Walk Over the Grand Canyon
It’s horseshoe-shaped and glass-bottomed and lets you walk out over the Grand Canyon—almost a mile above the base of the canyon. If your first response is eeek, don’t worry: structural engineers have been there to assure your walk in the sky is ultra safe.
Traditional Sports, Extreme Engineering
Sports arenas have come a long way from just bleachers around a dusty field. Just look at the Mercedes-Benz stadium in Atlanta, home of the Falcons. The roof is totally dramatic, inspired by Greek architecture, and will open in close in about 10 minutes. There’s a 16-story-high floor-to-ceiling glass wall that gives you a great view of the city, thousands of solar panels, and the world’s largest video screen that wraps around the field. A winner for fans of sports and engineering!
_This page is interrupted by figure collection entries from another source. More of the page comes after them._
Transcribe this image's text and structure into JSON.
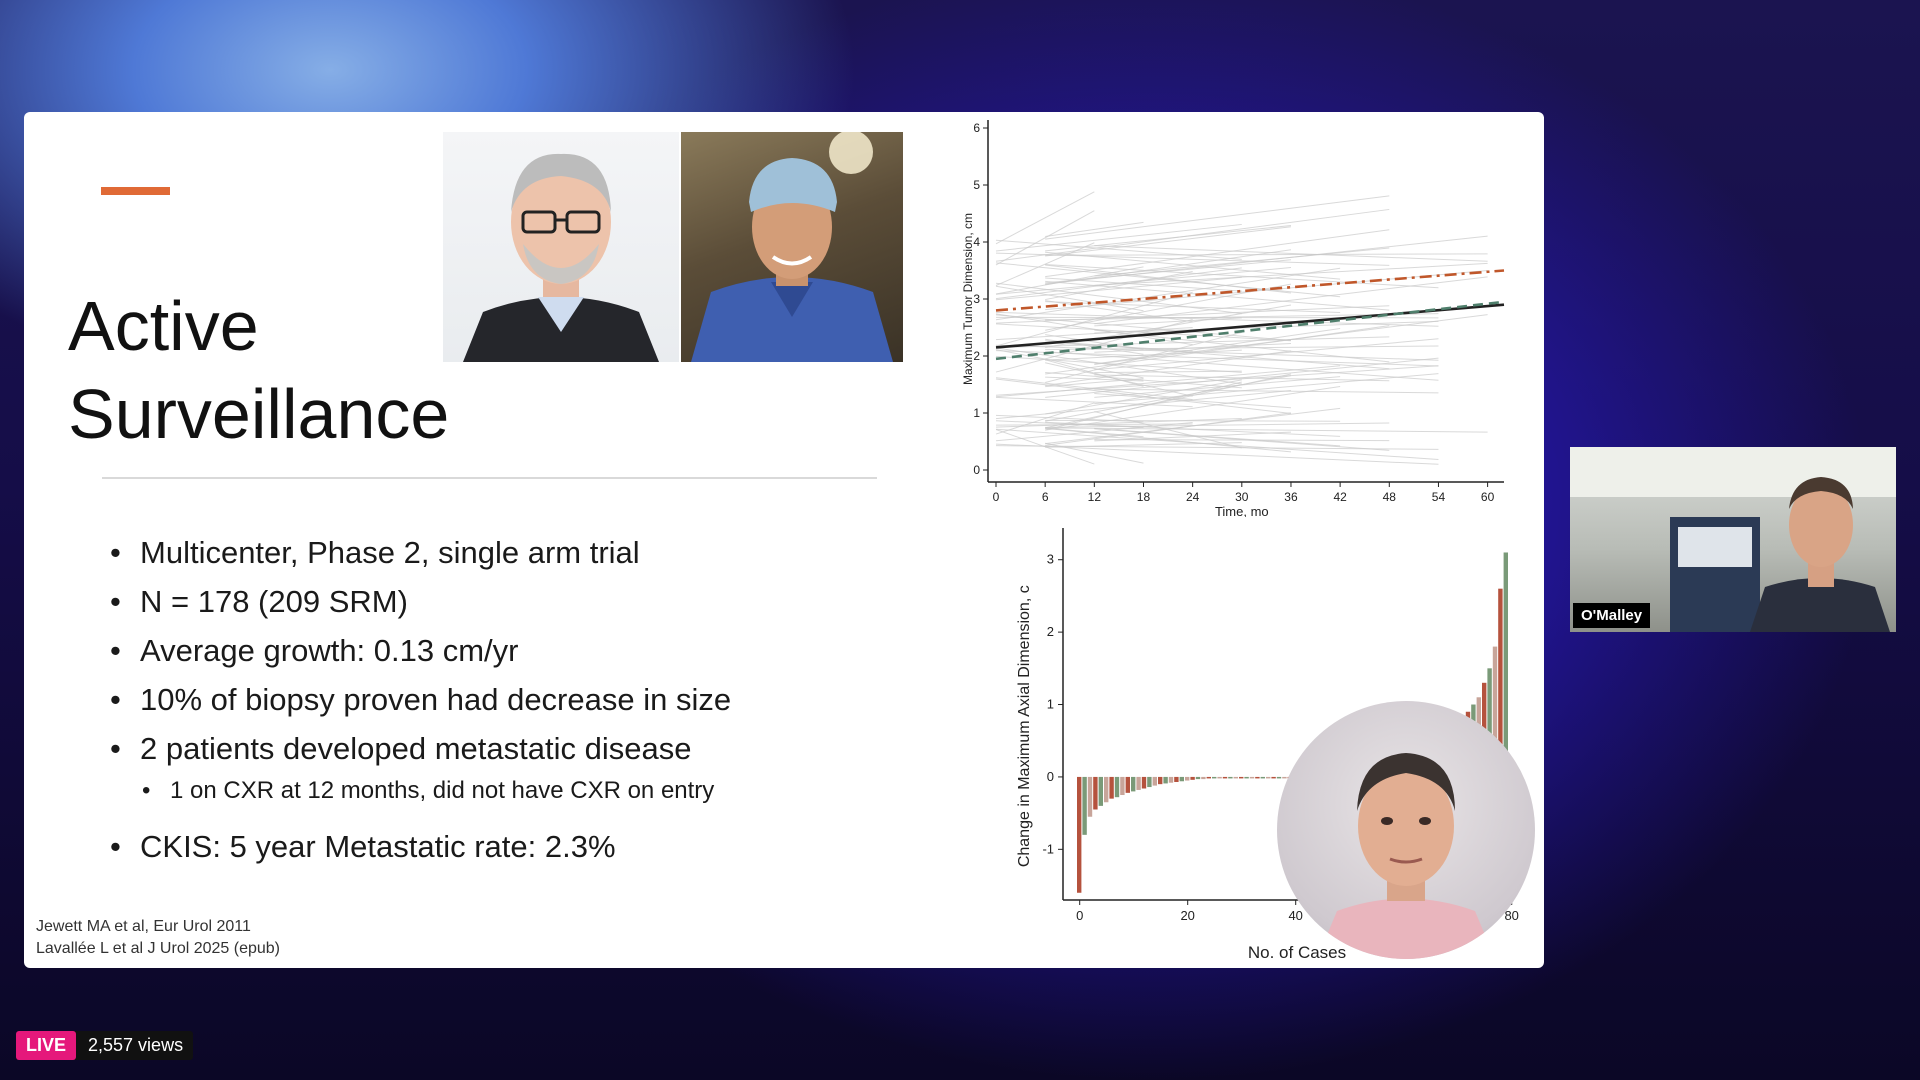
{
  "slide": {
    "title": "Active\nSurveillance",
    "bullets": [
      "Multicenter, Phase 2, single arm trial",
      "N = 178 (209 SRM)",
      "Average growth: 0.13 cm/yr",
      "10% of biopsy proven had decrease in size",
      "2 patients developed metastatic disease"
    ],
    "sub_bullet": "1 on CXR at 12 months, did not have CXR on entry",
    "last_bullet": "CKIS: 5 year Metastatic rate: 2.3%",
    "citations": [
      "Jewett MA et al, Eur Urol 2011",
      "Lavallée L et al J Urol 2025 (epub)"
    ],
    "accent_color": "#e06a36"
  },
  "chart_data": [
    {
      "type": "line",
      "xlabel": "Time, mo",
      "ylabel": "Maximum Tumor Dimension, cm",
      "x_ticks": [
        0,
        6,
        12,
        18,
        24,
        30,
        36,
        42,
        48,
        54,
        60
      ],
      "y_ticks": [
        0,
        1,
        2,
        3,
        4,
        5,
        6
      ],
      "xlim": [
        0,
        62
      ],
      "ylim": [
        0,
        6
      ],
      "series": [
        {
          "style": "dash-dot",
          "color": "#c0572a",
          "x": [
            0,
            62
          ],
          "y": [
            2.8,
            3.5
          ]
        },
        {
          "style": "solid",
          "color": "#222222",
          "x": [
            0,
            62
          ],
          "y": [
            2.15,
            2.9
          ]
        },
        {
          "style": "dashed",
          "color": "#4f7f6c",
          "x": [
            0,
            62
          ],
          "y": [
            1.95,
            2.95
          ]
        }
      ]
    },
    {
      "type": "bar",
      "xlabel": "No. of Cases",
      "ylabel": "Change in Maximum Axial Dimension, c",
      "x_ticks": [
        0,
        20,
        40,
        60,
        80
      ],
      "y_ticks": [
        -1,
        0,
        1,
        2,
        3
      ],
      "ylim": [
        -1.7,
        3.3
      ],
      "values": [
        -1.6,
        -0.8,
        -0.55,
        -0.45,
        -0.4,
        -0.35,
        -0.3,
        -0.28,
        -0.25,
        -0.22,
        -0.2,
        -0.18,
        -0.16,
        -0.14,
        -0.12,
        -0.1,
        -0.09,
        -0.08,
        -0.07,
        -0.06,
        -0.05,
        -0.04,
        -0.03,
        -0.03,
        -0.02,
        -0.02,
        -0.01,
        -0.01,
        0,
        0,
        0,
        0,
        0,
        0,
        0,
        0,
        0,
        0,
        0,
        0,
        0.05,
        0.06,
        0.07,
        0.08,
        0.09,
        0.1,
        0.1,
        0.11,
        0.12,
        0.13,
        0.14,
        0.15,
        0.16,
        0.17,
        0.18,
        0.19,
        0.2,
        0.22,
        0.24,
        0.26,
        0.28,
        0.3,
        0.32,
        0.35,
        0.38,
        0.4,
        0.45,
        0.5,
        0.55,
        0.6,
        0.7,
        0.8,
        0.9,
        1.0,
        1.1,
        1.3,
        1.5,
        1.8,
        2.6,
        3.1
      ],
      "bar_colors": [
        "#b5523d",
        "#7a9a78",
        "#c8a59a"
      ]
    }
  ],
  "speakers": {
    "tile_name": "O'Malley"
  },
  "stream": {
    "live_label": "LIVE",
    "views": "2,557 views"
  }
}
The new Yankee Stadium, located in the Bronx in New York City, opened in 2009 and is the home ballpark for the New York Yankees of Major League Baseball.
BIM Makes it Better
Building Information Modeling, or BIM—three little letters that are revolutionizing the building process. Design a structure, draw it, put it in the computer and everyone can see what the building will look like even before ground is broken. Architects and engineers can all work on it together, change the design, update it, refine it so everyone knows what’s going on—and without a single old fashioned blueprint or paper drawing have to be sent around to the entire team. Structural engineers are using the BIM software created by software engineers to analyze and improve today’s complex buildings.
To see BIM in action, check out this video.
What’s 150 feet tall, got more than 2,400 steps, 80 landings, and 154 flights of stairs—and lets you get a ton of spectacular views of New York City? The Vessel at Hudson Yards, a gigantic steel structure you can climb all over to see the Big Apple from different angles. Structural engineers know how to make a go of so many things!